Ziyao Guo, Kaipeng Zhang, Michael Qizhe Shieh

2025-03-21

Improving Autoregressive Image Generation through Coarse-to-Fine Token
  Prediction

Summary

This paper is about improving the way AI creates images by making it easier to predict the small details that make up the picture.

What's the problem?

AI image generators struggle to create high-quality images because they have trouble with the fine details, especially when using large amounts of data.

What's the solution?

The researchers developed a method where the AI first predicts the general outline of the image and then fills in the details. It's like sketching a picture before adding the colors.

Why it matters?

This work matters because it can lead to AI that generates more realistic and detailed images, faster than before.

Abstract

Autoregressive models have shown remarkable success in image generation by adapting sequential prediction techniques from language modeling. However, applying these approaches to images requires discretizing continuous pixel data through vector quantization methods like VQ-VAE. To alleviate the quantization errors that existed in VQ-VAE, recent works tend to use larger codebooks. However, this will accordingly expand vocabulary size, complicating the autoregressive modeling task. This paper aims to find a way to enjoy the benefits of large codebooks without making autoregressive modeling more difficult. Through empirical investigation, we discover that tokens with similar codeword representations produce similar effects on the final generated image, revealing significant redundancy in large codebooks.

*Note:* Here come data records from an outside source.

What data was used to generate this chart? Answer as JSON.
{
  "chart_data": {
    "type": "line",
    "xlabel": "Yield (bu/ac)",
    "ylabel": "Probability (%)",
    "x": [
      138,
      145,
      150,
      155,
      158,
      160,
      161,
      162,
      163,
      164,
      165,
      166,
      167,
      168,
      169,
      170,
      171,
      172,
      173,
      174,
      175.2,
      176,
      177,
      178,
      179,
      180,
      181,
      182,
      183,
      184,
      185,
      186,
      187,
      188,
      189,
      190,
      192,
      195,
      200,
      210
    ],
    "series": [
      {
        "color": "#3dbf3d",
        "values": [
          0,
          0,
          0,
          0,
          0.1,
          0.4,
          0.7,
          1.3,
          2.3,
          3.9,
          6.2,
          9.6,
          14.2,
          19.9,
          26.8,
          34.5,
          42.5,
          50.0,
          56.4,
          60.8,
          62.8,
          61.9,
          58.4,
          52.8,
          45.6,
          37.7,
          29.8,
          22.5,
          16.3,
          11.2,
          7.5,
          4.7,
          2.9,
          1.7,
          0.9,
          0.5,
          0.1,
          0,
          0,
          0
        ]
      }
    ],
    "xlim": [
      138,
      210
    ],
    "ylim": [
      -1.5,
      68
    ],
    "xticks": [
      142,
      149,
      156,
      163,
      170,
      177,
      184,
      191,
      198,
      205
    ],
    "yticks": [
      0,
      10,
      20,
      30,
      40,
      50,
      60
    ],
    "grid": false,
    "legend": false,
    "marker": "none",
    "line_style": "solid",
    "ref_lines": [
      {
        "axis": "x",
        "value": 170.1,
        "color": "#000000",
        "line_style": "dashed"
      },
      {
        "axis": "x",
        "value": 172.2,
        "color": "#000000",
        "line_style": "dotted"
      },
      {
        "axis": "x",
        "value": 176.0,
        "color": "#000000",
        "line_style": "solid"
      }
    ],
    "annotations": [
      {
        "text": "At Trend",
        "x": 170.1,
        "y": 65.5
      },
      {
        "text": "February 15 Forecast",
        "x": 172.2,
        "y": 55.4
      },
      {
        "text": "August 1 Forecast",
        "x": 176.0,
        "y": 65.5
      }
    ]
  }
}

Based on this insight, we propose to predict tokens from coarse to fine (CTF), realized by assigning the same coarse label for similar tokens. Our framework consists of two stages: (1) an autoregressive model that sequentially predicts coarse labels for each token in the sequence, and (2) an auxiliary model that simultaneously predicts fine-grained labels for all tokens conditioned on their coarse labels. Experiments on ImageNet demonstrate our method's superior performance, achieving an average improvement of 59 points in Inception Score compared to baselines. Notably, despite adding an inference step, our approach achieves faster sampling speeds.